The statistics are updated every second or so while the
window is mapped. Any of values can be plotted with a
stripchart by clicking on the name of the desired statistic.
SEE ALSO
audio(4)
AUTHORS
Van Jacobson (van@ee.lbl.gov) and Steven McCanne
(mccanne@ee.lbl.gov), both of Lawrence Berkeley Laboratory,
University of California, Berkeley, CA.
9 Jack Jansen (Jack.Jansen@cwi.nl) of Stichting Mathematisch
Centrum, Amsterdam, the Netherlands, contributed the Intel
DVI ADPCM codec.
9 Ron Frederick (frederic@parc.xerox.com) of Xerox PARC, Palo
Alto, CA, contributed the LPC codec which is based on an
implementation done by Ron Zuckerman
(ronzu@isu.comm.mot.com) of Motorola which was posted to the
Usenet group comp.dsp on 26 June 1992.
9 Carsten Bormann (cabo@cs.tu-berlin.de) and Jutta Degener
(jutta@cs.tu-berlin.de) of the Communications and Operating
Systems Research Group (KBS) at the Technische Universitaet
Berlin contributed the GSM codec.
9 Steve Casner (casner@isi.edu) of ISI, Los Angeles, CA, and
Steve Deering (deering@parc.xerox.com) of Xerox PARC have
invested tremendous effort in making vat work on a scale far
beyond the authors' wildest expectations and have
severely pushed the envelope of vat's capabilities).
BUGS
Speakerphone mode is difficult to get right - use a headset
if you can (or run BSD instead of Sun-OS to get a kernel
audio driver that can support echo cancellation).

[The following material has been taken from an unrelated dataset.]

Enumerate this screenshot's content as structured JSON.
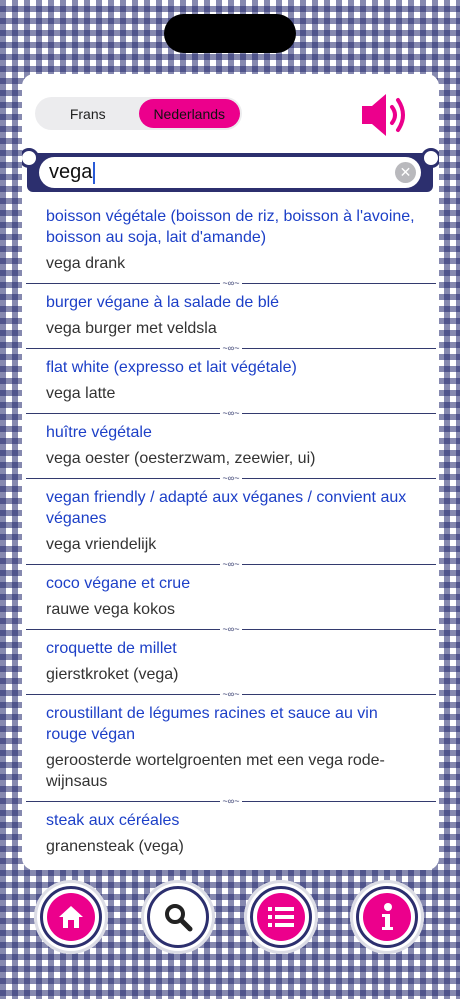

If you
have to use speakerphone mode, try to position the mike as
far as possible from the speaker (the speaker in a
sparcstation is on bottom of the machine in the front right
corner near the LED). If there's a problem with echo (i.e.,
you transmit whenever other people start speaking), try
reducing the mike gain or mute the mike when you're not
speaking.
In speakerphone mode vat assumes that if there is audio data
from the net being sent to the speaker at least part of the
signal from the mike is pickup from the speaker. So, unless
the mike signal is `large' compared to the signal from the
net, vat assumes it is echo and suppresses it. This means
that if you want to interrupt someone who is talking, you
may have to talk a bit louder than usual at the start (you
can tell if you succeed because your site's name box will
light and the speaker will mute).